As I’ve said before, Dr. Chopra’s ideas about reincarnation and life after death could be correct, I can’t disprove them, however I can point out that he completely lacks any objective evidence to support them. Regardless of the reasons Chopra can’t produce evidence to support his claims, Agent Smith, gremlins, aliens, Shermer, it doesn’t change the fact that the only person who can validate Chopra’s claim is Chopra- and we can’t really expect him to have an objective opinion on the topic. No matter what the reason is, if information can’t be validated then it has no basis in this reality, however valid it might be in the multiple realities that exist in Chopra’s head.

Beyond life and death, some of what Chopra says is just nutty. Here is one Shermer omitted, that I found stupid.

“One very important phrase there: existing scientific knowledge. I don't think science and spirituality are things that are enemies. You know? Science has always looked at the world objectively. When we're looking at consciousness, it is our consciousness that's looking at consciousness.”

Hey guys… I’m going to impart to you a revelation here… if  I’m looking at the mirror evaluating myself, then it’s only me evaluating the self that I’m looking at. You feel me? That’s a big funking duh! Thanks for that because I know I never could have pieced that together Chopra…

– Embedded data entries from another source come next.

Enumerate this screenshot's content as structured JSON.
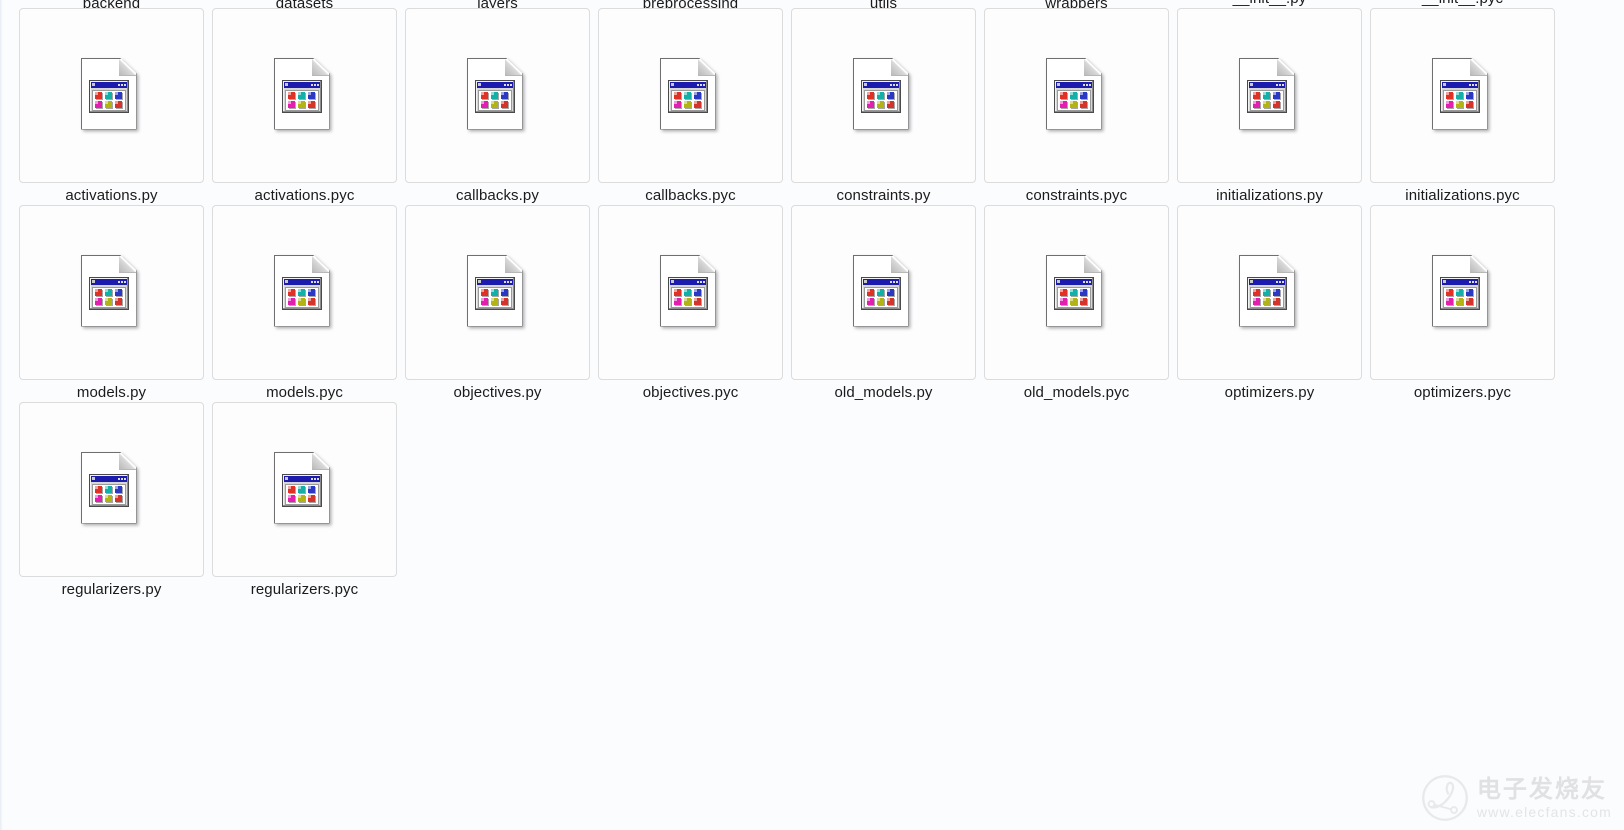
{
  "view": {
    "mode": "extra-large-icons",
    "background_color": "#fbfcfd",
    "tile_border_color": "#dcdcdc",
    "label_color": "#1b1b1b",
    "columns": 8
  },
  "items": [
    {
      "name": "backend",
      "type": "folder",
      "icon": "folder-open-icon"
    },
    {
      "name": "datasets",
      "type": "folder",
      "icon": "folder-open-icon"
    },
    {
      "name": "layers",
      "type": "folder",
      "icon": "folder-open-icon"
    },
    {
      "name": "preprocessing",
      "type": "folder",
      "icon": "folder-open-icon"
    },
    {
      "name": "utils",
      "type": "folder",
      "icon": "folder-open-icon"
    },
    {
      "name": "wrappers",
      "type": "folder",
      "icon": "folder-open-icon"
    },
    {
      "name": "__init__.py",
      "type": "file",
      "icon": "generic-file-icon"
    },
    {
      "name": "__init__.pyc",
      "type": "file",
      "icon": "generic-file-icon"
    },
    {
      "name": "activations.py",
      "type": "file",
      "icon": "generic-file-icon"
    },
    {
      "name": "activations.pyc",
      "type": "file",
      "icon": "generic-file-icon"
    },
    {
      "name": "callbacks.py",
      "type": "file",
      "icon": "generic-file-icon"
    },
    {
      "name": "callbacks.pyc",
      "type": "file",
      "icon": "generic-file-icon"
    },
    {
      "name": "constraints.py",
      "type": "file",
      "icon": "generic-file-icon"
    },
    {
      "name": "constraints.pyc",
      "type": "file",
      "icon": "generic-file-icon"
    },
    {
      "name": "initializations.py",
      "type": "file",
      "icon": "generic-file-icon"
    },
    {
      "name": "initializations.pyc",
      "type": "file",
      "icon": "generic-file-icon"
    },
    {
      "name": "models.py",
      "type": "file",
      "icon": "generic-file-icon"
    },
    {
      "name": "models.pyc",
      "type": "file",
      "icon": "generic-file-icon"
    },
    {
      "name": "objectives.py",
      "type": "file",
      "icon": "generic-file-icon"
    },
    {
      "name": "objectives.pyc",
      "type": "file",
      "icon": "generic-file-icon"
    },
    {
      "name": "old_models.py",
      "type": "file",
      "icon": "generic-file-icon"
    },
    {
      "name": "old_models.pyc",
      "type": "file",
      "icon": "generic-file-icon"
    },
    {
      "name": "optimizers.py",
      "type": "file",
      "icon": "generic-file-icon"
    },
    {
      "name": "optimizers.pyc",
      "type": "file",
      "icon": "generic-file-icon"
    },
    {
      "name": "regularizers.py",
      "type": "file",
      "icon": "generic-file-icon"
    },
    {
      "name": "regularizers.pyc",
      "type": "file",
      "icon": "generic-file-icon"
    }
  ],
  "file_icon": {
    "chip_colors": [
      "#e03127",
      "#14b0a8",
      "#2b38c4",
      "#e31fb0",
      "#b2b416",
      "#d4342a"
    ],
    "titlebar_color": "#1b1bad",
    "page_color": "#ffffff"
  },
  "watermark": {
    "text_cn": "电子发烧友",
    "text_url": "www.elecfans.com",
    "logo": "circle-circuit-logo"
  }
}
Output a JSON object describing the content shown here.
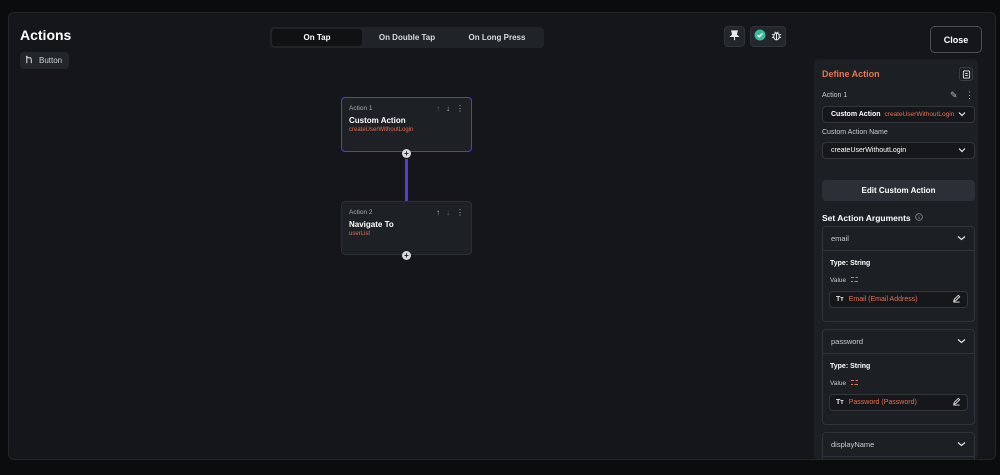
{
  "header": {
    "title": "Actions",
    "widget_chip": {
      "label": "Button",
      "icon": "widget-icon"
    }
  },
  "tabs": [
    {
      "label": "On Tap",
      "active": true
    },
    {
      "label": "On Double Tap",
      "active": false
    },
    {
      "label": "On Long Press",
      "active": false
    }
  ],
  "toolbar": {
    "close_label": "Close",
    "icons": [
      "pin-icon",
      "check-circle-icon",
      "bug-icon"
    ]
  },
  "canvas": {
    "actions": [
      {
        "label": "Action 1",
        "name": "Custom Action",
        "detail": "createUserWithoutLogin",
        "selected": true
      },
      {
        "label": "Action 2",
        "name": "Navigate To",
        "detail": "userList",
        "selected": false
      }
    ],
    "add_symbol": "+"
  },
  "panel": {
    "title": "Define Action",
    "action_label": "Action 1",
    "action_type": {
      "prefix": "Custom Action",
      "value": "createUserWithoutLogin"
    },
    "custom_action_name_label": "Custom Action Name",
    "custom_action_name_value": "createUserWithoutLogin",
    "edit_button": "Edit Custom Action",
    "arguments_title": "Set Action Arguments",
    "arguments": [
      {
        "name": "email",
        "type": "Type: String",
        "value_label": "Value",
        "value": "Email (Email Address)"
      },
      {
        "name": "password",
        "type": "Type: String",
        "value_label": "Value",
        "value": "Password (Password)"
      },
      {
        "name": "displayName"
      }
    ],
    "text_icon_glyph": "Tт"
  },
  "colors": {
    "accent": "#e8754f",
    "value_text": "#e86e4e",
    "selection": "#4b3fe0",
    "background": "#141619"
  }
}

I can’t take the time to point out every silly thing Chopra says, because nearly every that comes out of his mouth is silly. Aside from silliness, Chopra’s primary endeavor was making fun of Shermer by repeatedly asking stupid questions “Is it your networks we’re talking to?” “Is it your neurons?” Even by my standards, it was juvenile bullying at it’s worst, and Shermer was scarcely able to get a word in.  When he did get a chance to be heard, the response was typically laughter from the three (stooges) in the studio.

Later Chopra followed the debate up with a bloggish entry about how much he dislikes the term ‘woo woo’ (a derogatory term used by ‘skeptics’ and one that wasn’t used in the debate) and went on to say how little anything skeptics called him mattered and how nothing Shermer said really bugged him. (And that's only his trillionth entry about how little he cares what skeptics think about his woo woo... and I meant absolutely nothing dirty by that!) I find it unusual to devote such a volume of words to telling the world precisely how little you noticed whatever you’re writing at length about.

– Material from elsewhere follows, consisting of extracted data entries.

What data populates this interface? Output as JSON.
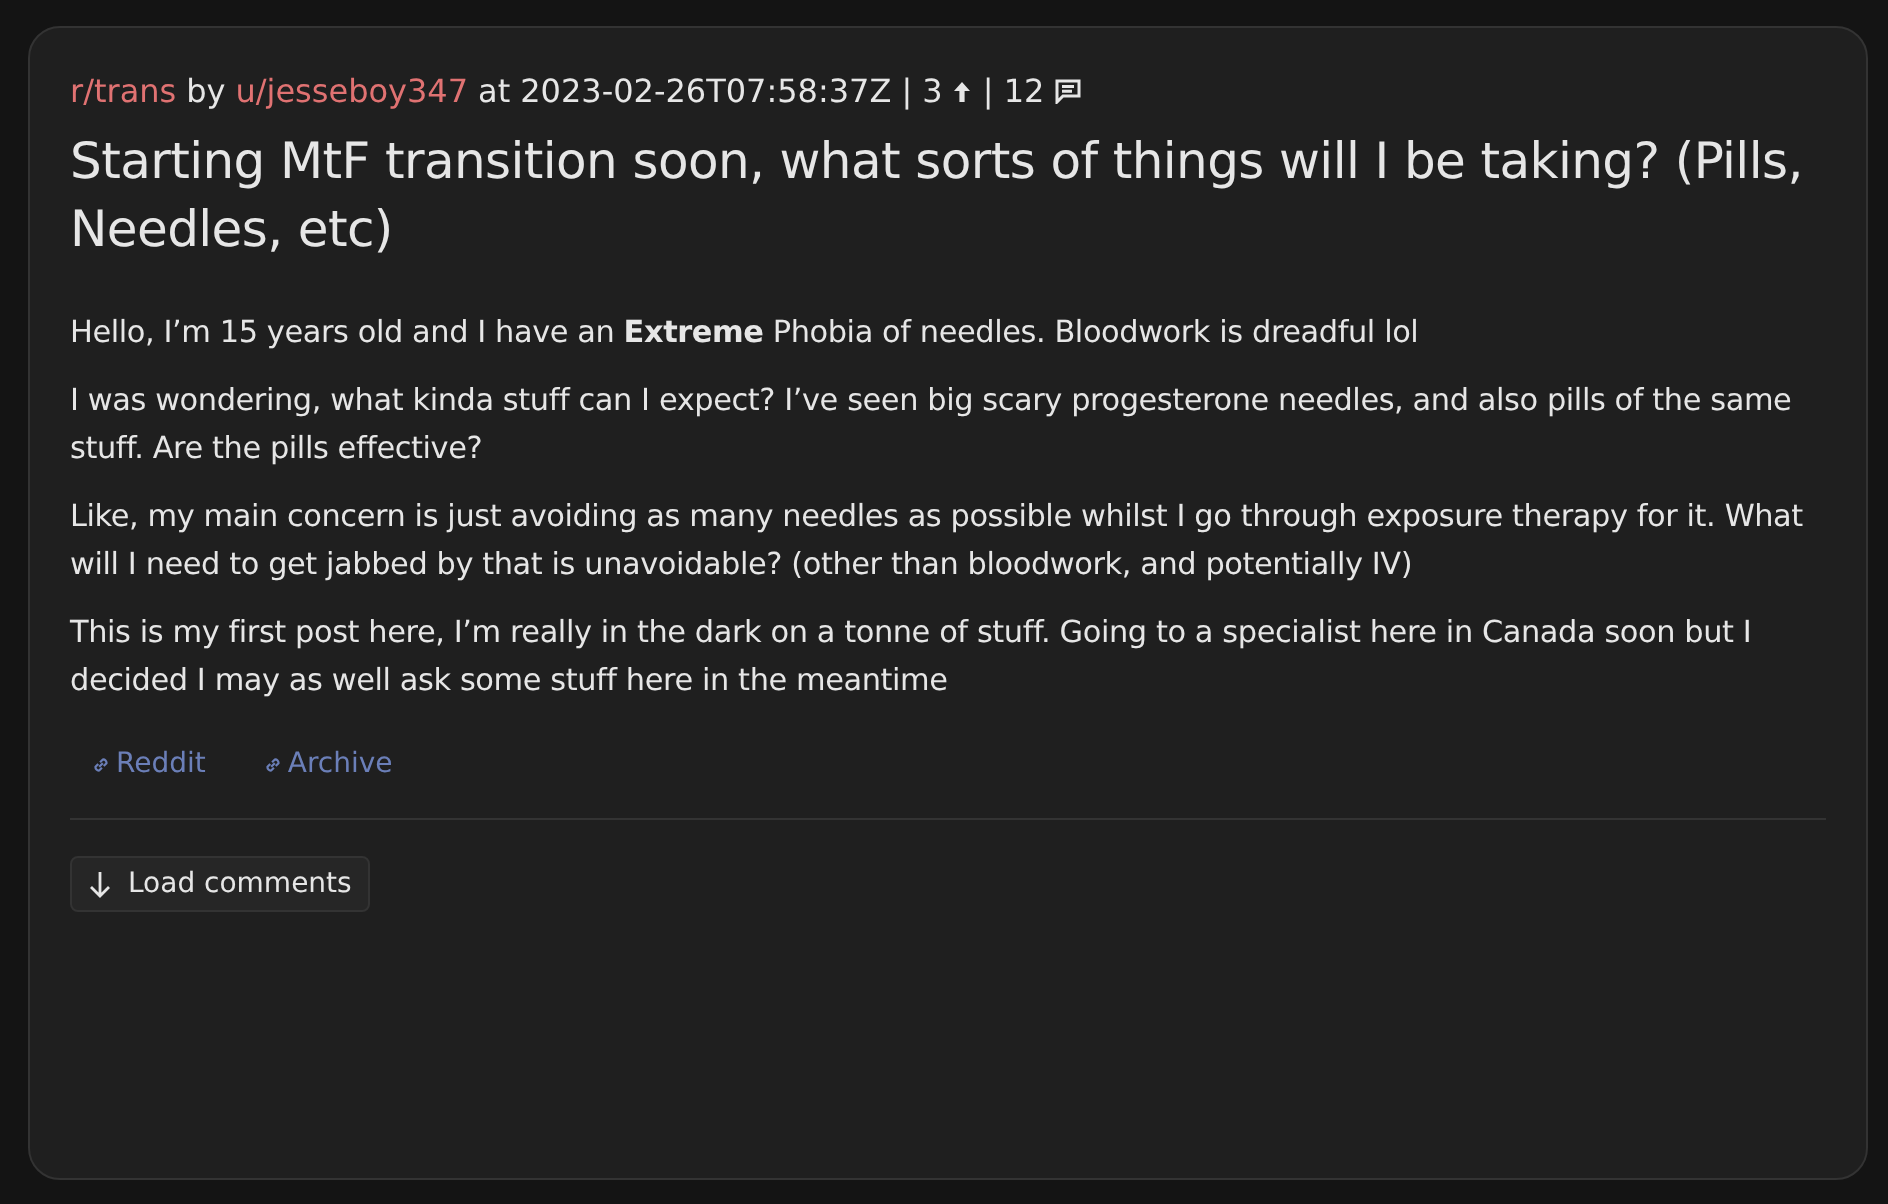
{
  "post": {
    "subreddit": "r/trans",
    "by": "by",
    "author": "u/jesseboy347",
    "at": "at",
    "timestamp": "2023-02-26T07:58:37Z",
    "score": "| 3",
    "comments": "| 12",
    "title": "Starting MtF transition soon, what sorts of things will I be taking? (Pills, Needles, etc)",
    "paragraphs": [
      "Hello, I’m 15 years old and I have an **Extreme** Phobia of needles. Bloodwork is dreadful lol",
      "I was wondering, what kinda stuff can I expect? I’ve seen big scary progesterone needles, and also pills of the same stuff. Are the pills effective?",
      "Like, my main concern is just avoiding as many needles as possible whilst I go through exposure therapy for it. What will I need to get jabbed by that is unavoidable? (other than bloodwork, and potentially IV)",
      "This is my first post here, I’m really in the dark on a tonne of stuff. Going to a specialist here in Canada soon but I decided I may as well ask some stuff here in the meantime"
    ],
    "links": [
      "Reddit",
      "Archive"
    ],
    "load_button": "Load comments"
  }
}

The fact that Shermer and Chopra continue to debate one another, then promptly complain about the debate, seems reminiscent of an old married couple. In the strangest way, the two seem meant for each other.

(And if I had any sense of timing, I would have written this for Valentine’s Day…. Damn it!)

The bigger problem is that it points to a willingness to substitute depth for convolution. Anything that rings of spirituality, however hollow, is followed with a nigh religious zeal.



Well, at least there's some good news for Chopra... even is he loses debates to Shermer for the rest of his life he can always try again in his next life... that is.... assuming his theories are correct.